Tesla Made 50,000 More Cars Than It Sold
Source: Investing

What Drove the Delivery Miss

The delivery shortfall points to a demand problem, not a production one. With the $7,500 federal EV tax credit gone at the end of 2025, a lot of buyers moved their purchases into Q4, and Q1 ended up paying the price for that. Musk’s increasingly polarizing public presence has also been flagged as a factor hurting sales in Western markets. On top of that, Tesla quietly wound down Model S and X production during the quarter, repurposing those lines for Optimus robot manufacturing.

TSLA analyst ratings dashboard
TSLA analyst ratings dashboard: Hold consensus, $394.34 average price target, Goldman Sachs cut from $405 to $375
Source: TipRanks

Goldman Sachs and Truist Cut Tesla Stock Targets

Goldman Sachs analyst Mark Delaney cut his price target on Tesla to $375 from $405, holding his rating at Hold. He pointed to the tax credit expiration as the main driver of the year-over-year US sales drop, though he also noted that some Model S and X demand held up heading into the end of their production run.

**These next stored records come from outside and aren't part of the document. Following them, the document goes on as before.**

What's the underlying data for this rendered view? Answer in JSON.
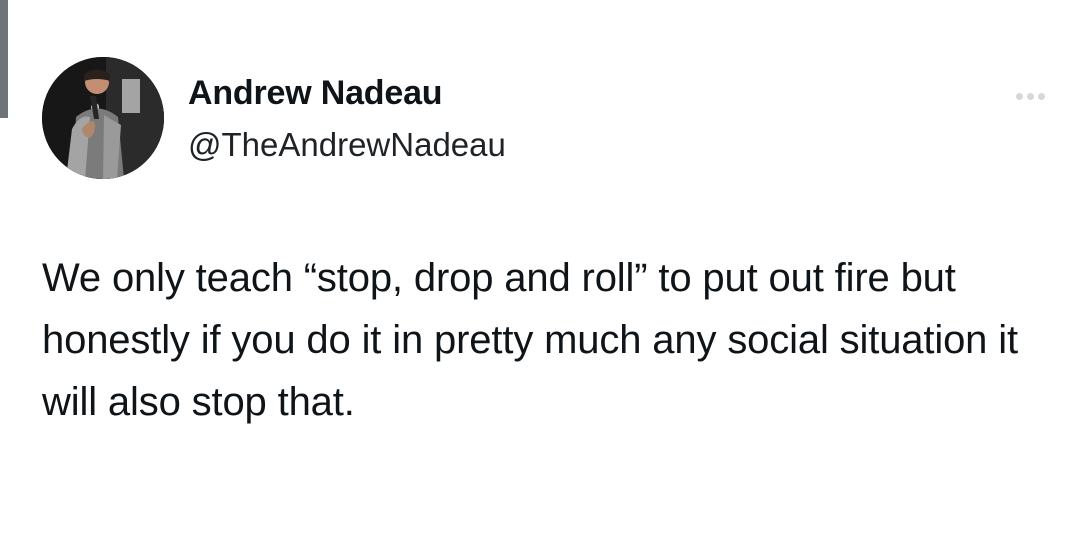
{
  "post": {
    "author": {
      "display_name": "Andrew Nadeau",
      "handle": "@TheAndrewNadeau",
      "avatar_icon": "avatar-photo-comedian-with-microphone"
    },
    "menu_icon": "more-options-icon",
    "text": "We only teach “stop, drop and roll” to put out fire but honestly if you do it in pretty much any social situation it will also stop that."
  },
  "colors": {
    "background": "#ffffff",
    "text_primary": "#0f1419",
    "text_secondary": "#1f2328",
    "more_icon": "#d4d8dc"
  }
}
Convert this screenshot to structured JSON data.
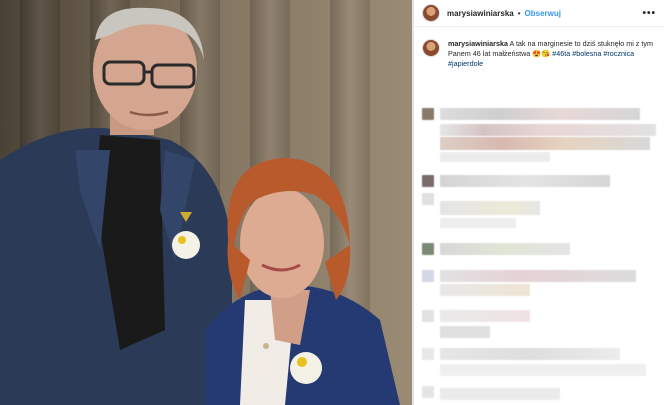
{
  "post": {
    "username": "marysiawiniarska",
    "follow_label": "Obserwuj",
    "separator": "•",
    "more_label": "•••"
  },
  "caption": {
    "username": "marysiawiniarska",
    "text": "A tak na marginesie to dziś stuknęło mi z tym Panem 46 lat małżeństwa",
    "emojis": "😍😘",
    "hashtags": [
      "#46ta",
      "#bolesna",
      "#rocznica",
      "#japierdole"
    ]
  },
  "colors": {
    "link_blue": "#3897f0",
    "hashtag": "#003569",
    "text": "#262626"
  }
}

Truist also trimmed its target on the stock. Truist Securities analyst William Stein had this to say about TSLA stock:

“The first-quarter auto deliveries and energy storage deployments lagged the Street’s and Truist’s estimates. The company did not provide any updates on the more important aspects, AI projects and new vehicles.”

Stein also stated:

“Investors should focus more on AI projects, especially Tesla’s FSD technology. Tesla’s AI developments are more important than its auto deliveries for long-term cash generation and stock performance.”

Where Tesla Stock Stands With Wall Street

If you look at what Wall Street actually thinks about Tesla right now, the honest answer is: it depends who you ask. Of the 31 analysts tracking the stock, 13 are bullish, 11 are sitting on the fence, and 7 think you should sell. The average price target works out to $394.34, which is about 9.4% above where Tesla closed on Thursday — decent upside, but nothing that suggests the Street is rushing to pile in.

TSLA closing price: $360.59
TSLA closing price: $360.59, down $20.67 (5.42%) on April 2, 2026 Source: Google Finance

The next real test comes April 22, when Tesla drops its Q1 earnings. Delivery numbers will be part of the conversation, but analysts have been pretty clear that FSD and Tesla’s AI projects are what actually matter for where the stock goes long term. The quarterly vehicle count is almost secondary at this point.